Open Macromolecular Genome: Generative Design of Synthetically Accessible Polymers

ACS Polym Au. 2023 Mar 29;3(4):318-330. doi: 10.1021/acspolymersau.3c00003. eCollection 2023 Aug 9.

Abstract

A grand challenge in polymer science lies in the predictive design of new polymeric materials with targeted functionality. However, de novo design of functional polymers is challenging due to the vast chemical space and an incomplete understanding of structure-property relations. Recent advances in deep generative modeling have facilitated the efficient exploration of molecular design space, but data sparsity in polymer science is a major obstacle hindering progress. In this work, we introduce a vast polymer database known as the Open Macromolecular Genome (OMG), which contains synthesizable polymer chemistries compatible with known polymerization reactions and commercially available reactants selected for synthetic feasibility.

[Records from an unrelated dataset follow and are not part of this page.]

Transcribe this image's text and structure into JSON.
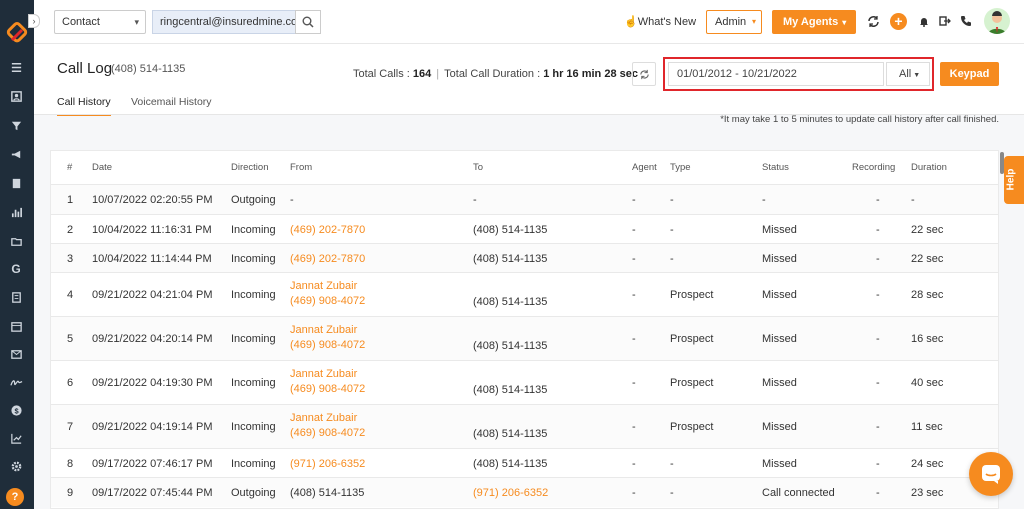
{
  "colors": {
    "accent": "#f68b1f",
    "sidebar": "#1f2d3a",
    "highlight": "#e0262b"
  },
  "topbar": {
    "contact_select": "Contact",
    "search_value": "ringcentral@insuredmine.com",
    "whats_new": "What's New",
    "admin_select": "Admin",
    "agents_button": "My Agents",
    "plus_label": "+"
  },
  "header": {
    "title": "Call Log",
    "phone": "(408) 514-1135",
    "total_calls_label": "Total Calls :",
    "total_calls_value": "164",
    "total_duration_label": "Total Call Duration :",
    "total_duration_value": "1 hr 16 min 28 sec",
    "date_range": "01/01/2012 - 10/21/2022",
    "filter_select": "All",
    "keypad_button": "Keypad"
  },
  "tabs": [
    {
      "label": "Call History",
      "active": true
    },
    {
      "label": "Voicemail History",
      "active": false
    }
  ],
  "note": "*It may take 1 to 5 minutes to update call history after call finished.",
  "table": {
    "columns": [
      "#",
      "Date",
      "Direction",
      "From",
      "To",
      "Agent",
      "Type",
      "Status",
      "Recording",
      "Duration"
    ],
    "rows": [
      {
        "num": "1",
        "date": "10/07/2022 02:20:55 PM",
        "direction": "Outgoing",
        "from_name": "",
        "from_phone": "-",
        "to_phone": "-",
        "to_link": false,
        "agent": "-",
        "type": "-",
        "status": "-",
        "recording": "-",
        "duration": "-"
      },
      {
        "num": "2",
        "date": "10/04/2022 11:16:31 PM",
        "direction": "Incoming",
        "from_name": "",
        "from_phone": "(469) 202-7870",
        "to_phone": "(408) 514-1135",
        "to_link": false,
        "agent": "-",
        "type": "-",
        "status": "Missed",
        "recording": "-",
        "duration": "22 sec"
      },
      {
        "num": "3",
        "date": "10/04/2022 11:14:44 PM",
        "direction": "Incoming",
        "from_name": "",
        "from_phone": "(469) 202-7870",
        "to_phone": "(408) 514-1135",
        "to_link": false,
        "agent": "-",
        "type": "-",
        "status": "Missed",
        "recording": "-",
        "duration": "22 sec"
      },
      {
        "num": "4",
        "date": "09/21/2022 04:21:04 PM",
        "direction": "Incoming",
        "from_name": "Jannat Zubair",
        "from_phone": "(469) 908-4072",
        "to_phone": "(408) 514-1135",
        "to_link": false,
        "agent": "-",
        "type": "Prospect",
        "status": "Missed",
        "recording": "-",
        "duration": "28 sec"
      },
      {
        "num": "5",
        "date": "09/21/2022 04:20:14 PM",
        "direction": "Incoming",
        "from_name": "Jannat Zubair",
        "from_phone": "(469) 908-4072",
        "to_phone": "(408) 514-1135",
        "to_link": false,
        "agent": "-",
        "type": "Prospect",
        "status": "Missed",
        "recording": "-",
        "duration": "16 sec"
      },
      {
        "num": "6",
        "date": "09/21/2022 04:19:30 PM",
        "direction": "Incoming",
        "from_name": "Jannat Zubair",
        "from_phone": "(469) 908-4072",
        "to_phone": "(408) 514-1135",
        "to_link": false,
        "agent": "-",
        "type": "Prospect",
        "status": "Missed",
        "recording": "-",
        "duration": "40 sec"
      },
      {
        "num": "7",
        "date": "09/21/2022 04:19:14 PM",
        "direction": "Incoming",
        "from_name": "Jannat Zubair",
        "from_phone": "(469) 908-4072",
        "to_phone": "(408) 514-1135",
        "to_link": false,
        "agent": "-",
        "type": "Prospect",
        "status": "Missed",
        "recording": "-",
        "duration": "11 sec"
      },
      {
        "num": "8",
        "date": "09/17/2022 07:46:17 PM",
        "direction": "Incoming",
        "from_name": "",
        "from_phone": "(971) 206-6352",
        "to_phone": "(408) 514-1135",
        "to_link": false,
        "agent": "-",
        "type": "-",
        "status": "Missed",
        "recording": "-",
        "duration": "24 sec"
      },
      {
        "num": "9",
        "date": "09/17/2022 07:45:44 PM",
        "direction": "Outgoing",
        "from_name": "",
        "from_phone": "(408) 514-1135",
        "to_phone": "(971) 206-6352",
        "to_link": true,
        "agent": "-",
        "type": "-",
        "status": "Call connected",
        "recording": "-",
        "duration": "23 sec"
      }
    ]
  },
  "help_tab": "Help",
  "sidebar_help": "?",
  "icons": [
    "logo-icon",
    "menu-icon",
    "contacts-icon",
    "filter-icon",
    "megaphone-icon",
    "document-icon",
    "analytics-icon",
    "folder-icon",
    "google-icon",
    "form-icon",
    "calendar-icon",
    "mail-icon",
    "signature-icon",
    "dollar-icon",
    "chart-icon",
    "gear-icon",
    "help-icon"
  ]
}
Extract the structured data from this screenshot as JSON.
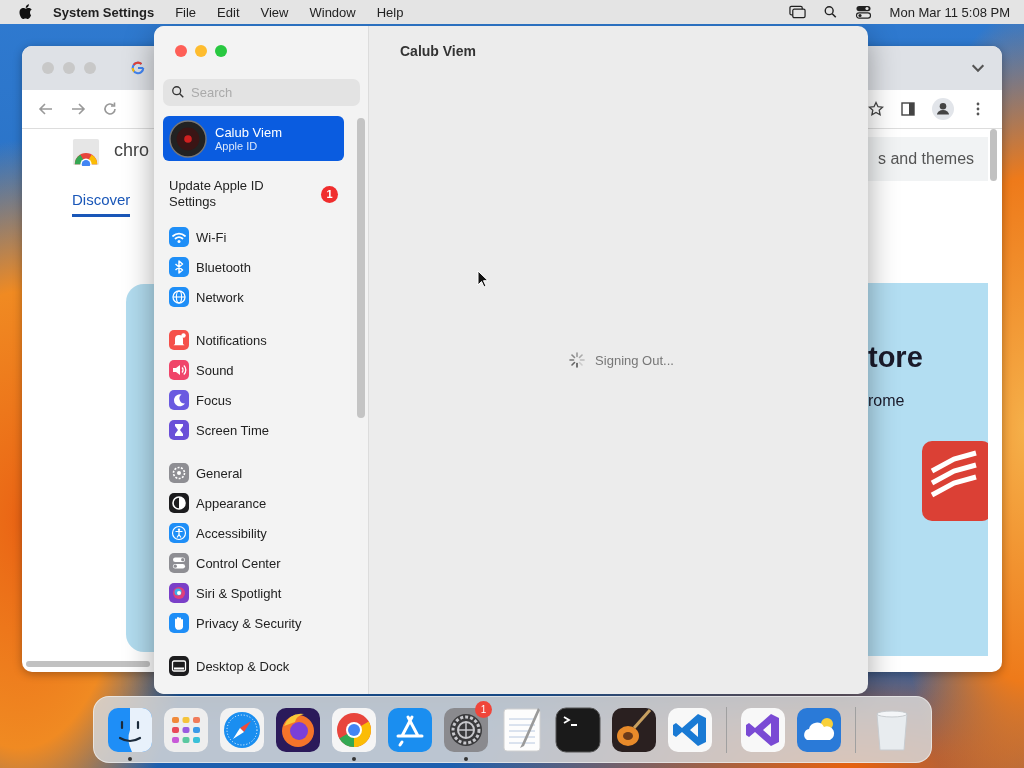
{
  "menu_bar": {
    "app_name": "System Settings",
    "menus": [
      "File",
      "Edit",
      "View",
      "Window",
      "Help"
    ],
    "clock": "Mon Mar 11  5:08 PM"
  },
  "browser_window": {
    "site_name": "chro",
    "tabs": [
      {
        "label": "Discover",
        "selected": true
      }
    ],
    "category_bar": "s and themes",
    "banner_title": "tore",
    "banner_subtitle": "rome"
  },
  "settings_window": {
    "search": {
      "placeholder": "Search"
    },
    "account": {
      "name": "Calub Viem",
      "subtitle": "Apple ID",
      "selected": true
    },
    "update": {
      "label": "Update Apple ID Settings",
      "badge": "1"
    },
    "groups": [
      [
        {
          "label": "Wi-Fi",
          "color": "#1e8ef7",
          "selected": false
        },
        {
          "label": "Bluetooth",
          "color": "#1e8ef7",
          "selected": false
        },
        {
          "label": "Network",
          "color": "#1e8ef7",
          "selected": false
        }
      ],
      [
        {
          "label": "Notifications",
          "color": "#f5504a",
          "selected": false
        },
        {
          "label": "Sound",
          "color": "#f0456a",
          "selected": false
        },
        {
          "label": "Focus",
          "color": "#6a5ae0",
          "selected": false
        },
        {
          "label": "Screen Time",
          "color": "#6a4fd8",
          "selected": false
        }
      ],
      [
        {
          "label": "General",
          "color": "#8e8e93",
          "selected": false
        },
        {
          "label": "Appearance",
          "color": "#1c1c1e",
          "selected": false
        },
        {
          "label": "Accessibility",
          "color": "#1e8ef7",
          "selected": false
        },
        {
          "label": "Control Center",
          "color": "#8e8e93",
          "selected": false
        },
        {
          "label": "Siri & Spotlight",
          "color": "#7a3fc8",
          "selected": false
        },
        {
          "label": "Privacy & Security",
          "color": "#1e8ef7",
          "selected": false
        }
      ],
      [
        {
          "label": "Desktop & Dock",
          "color": "#1c1c1e",
          "selected": false
        }
      ]
    ],
    "title": "Calub Viem",
    "status": "Signing Out..."
  },
  "dock": {
    "sections": [
      [
        {
          "running": true
        },
        {
          "running": false
        },
        {
          "running": false
        },
        {
          "running": false
        },
        {
          "running": true
        },
        {
          "running": false
        },
        {
          "running": true,
          "badge": "1"
        },
        {
          "running": false
        },
        {
          "running": false
        },
        {
          "running": false
        },
        {
          "running": false
        }
      ],
      [
        {
          "running": false
        },
        {
          "running": false
        }
      ],
      [
        {
          "running": false
        }
      ]
    ]
  }
}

The OMG is used in concert with a synthetically aware generative model known as Molecule Chef to identify property-optimized constitutional repeating units, constituent reactants, and reaction pathways of polymers, thereby advancing polymer design into the realm of synthetic relevance. As a proof-of-principle demonstration, we show that polymers with targeted octanol-water solubilities are readily generated together with monomer reactant building blocks and associated polymerization reactions. Suggested reactants are further integrated with Reaxys polymerization data to provide hypothetical reaction conditions (e.g., temperature, catalysts, and solvents). Broadly, the OMG is a polymer design approach capable of enabling data-intensive generative models for synthetic polymer design. Overall, this work represents a significant advance, enabling the property targeted design of synthetic polymers subject to practical synthetic constraints.